This paper describes the electrical properties of poly (polycrystalline) 3C-SiC thin films with different nitrogen doping concentrations. In-situ doped poly 3C-SiC thin films were deposited by APCVD at $1200^{\circ}C$ using HMDS (hexamethyildisilane: $Si_2(CH_3)_6)$) as Si and C precursor, and $0{\sim}100$ sccm $N_2$ as the dopant source gas. The peak of SiC is appeared in poly 3C-SiC thin films grown on $SiO_2/Si$ substrates in XRD(X-ray diffraction) and FT-IR(Fourier transform infrared spectroscopy) analyses.

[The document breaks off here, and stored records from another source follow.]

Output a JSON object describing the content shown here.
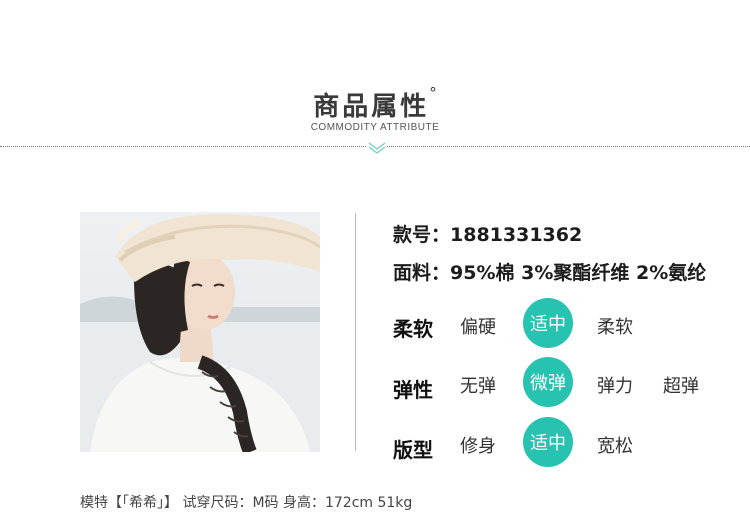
{
  "header": {
    "title": "商品属性",
    "degree": "°",
    "subtitle": "COMMODITY ATTRIBUTE",
    "chevron_icon": "double-chevron-down-icon",
    "accent_color": "#7fcfc6"
  },
  "specs": {
    "item_no_label": "款号：",
    "item_no_value": "1881331362",
    "fabric_label": "面料：",
    "fabric_value": "95%棉 3%聚酯纤维 2%氨纶"
  },
  "attributes": {
    "highlight_color": "#28c2b1",
    "softness": {
      "label": "柔软",
      "options": [
        "偏硬",
        "适中",
        "柔软"
      ],
      "selected": "适中"
    },
    "elasticity": {
      "label": "弹性",
      "options": [
        "无弹",
        "微弹",
        "弹力",
        "超弹"
      ],
      "selected": "微弹"
    },
    "fit": {
      "label": "版型",
      "options": [
        "修身",
        "适中",
        "宽松"
      ],
      "selected": "适中"
    }
  },
  "model_info": {
    "text": "模特【「希希」】 试穿尺码：M码 身高：172cm 51kg"
  }
}
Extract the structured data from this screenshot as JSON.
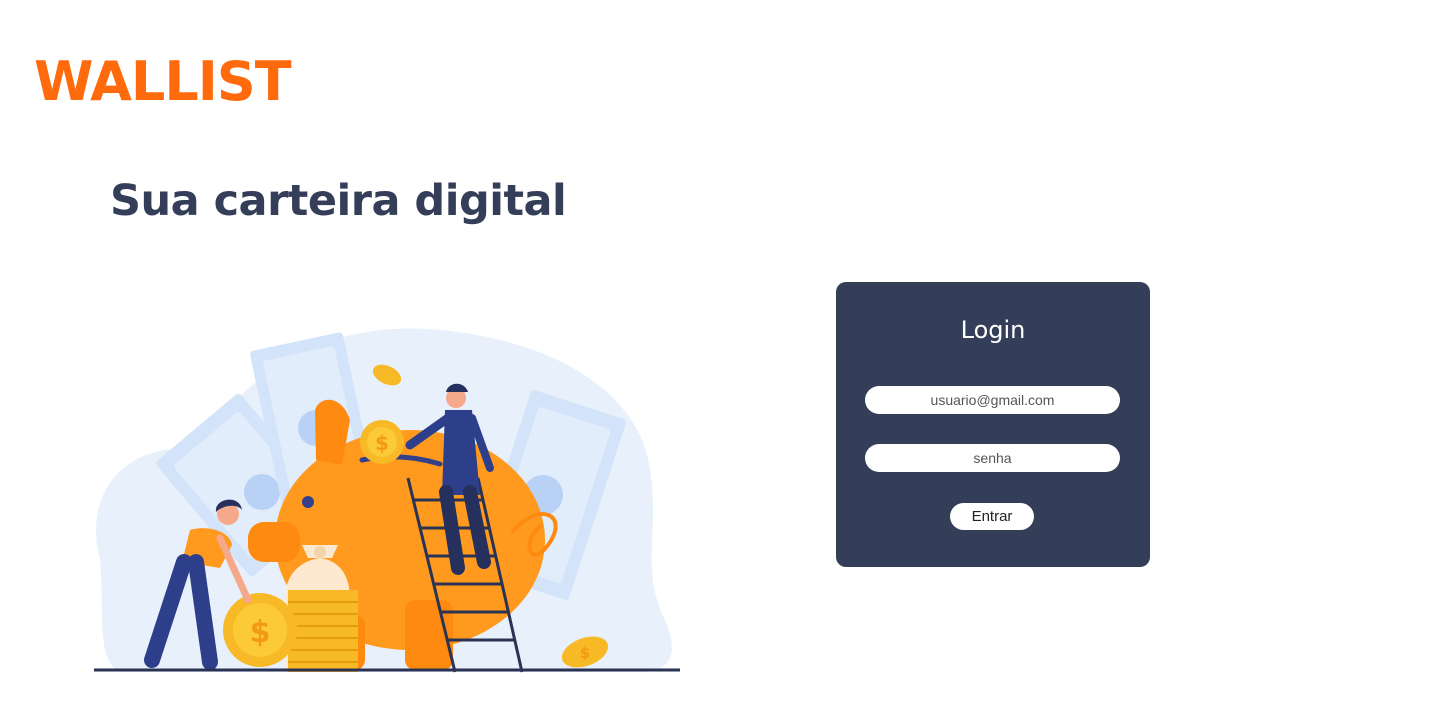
{
  "brand": {
    "logo_text": "WALLIST",
    "color": "#ff6a0d"
  },
  "hero": {
    "headline": "Sua carteira digital",
    "headline_color": "#343e59",
    "illustration": "piggy-bank-savings-illustration"
  },
  "login": {
    "title": "Login",
    "card_color": "#343e59",
    "email_placeholder": "usuario@gmail.com",
    "password_placeholder": "senha",
    "submit_label": "Entrar"
  }
}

The resistivity of poly 3C-SiC thin films decreased from $8.35{\Omega}{\cdot}cm$ with $N_2$ of 0 sccm to $0.014{\Omega}{\cdot}cm$ with 100 sccm. The carrier concentration of poly 3C-SiC films increased with doping from $3.0819{\times}10^{17}$ to $2.2994{\times}10^{19}cm^{-3}$ and their electronic mobilities increased from 2.433 to $29.299cm^2/V{\cdot}S$, respectively.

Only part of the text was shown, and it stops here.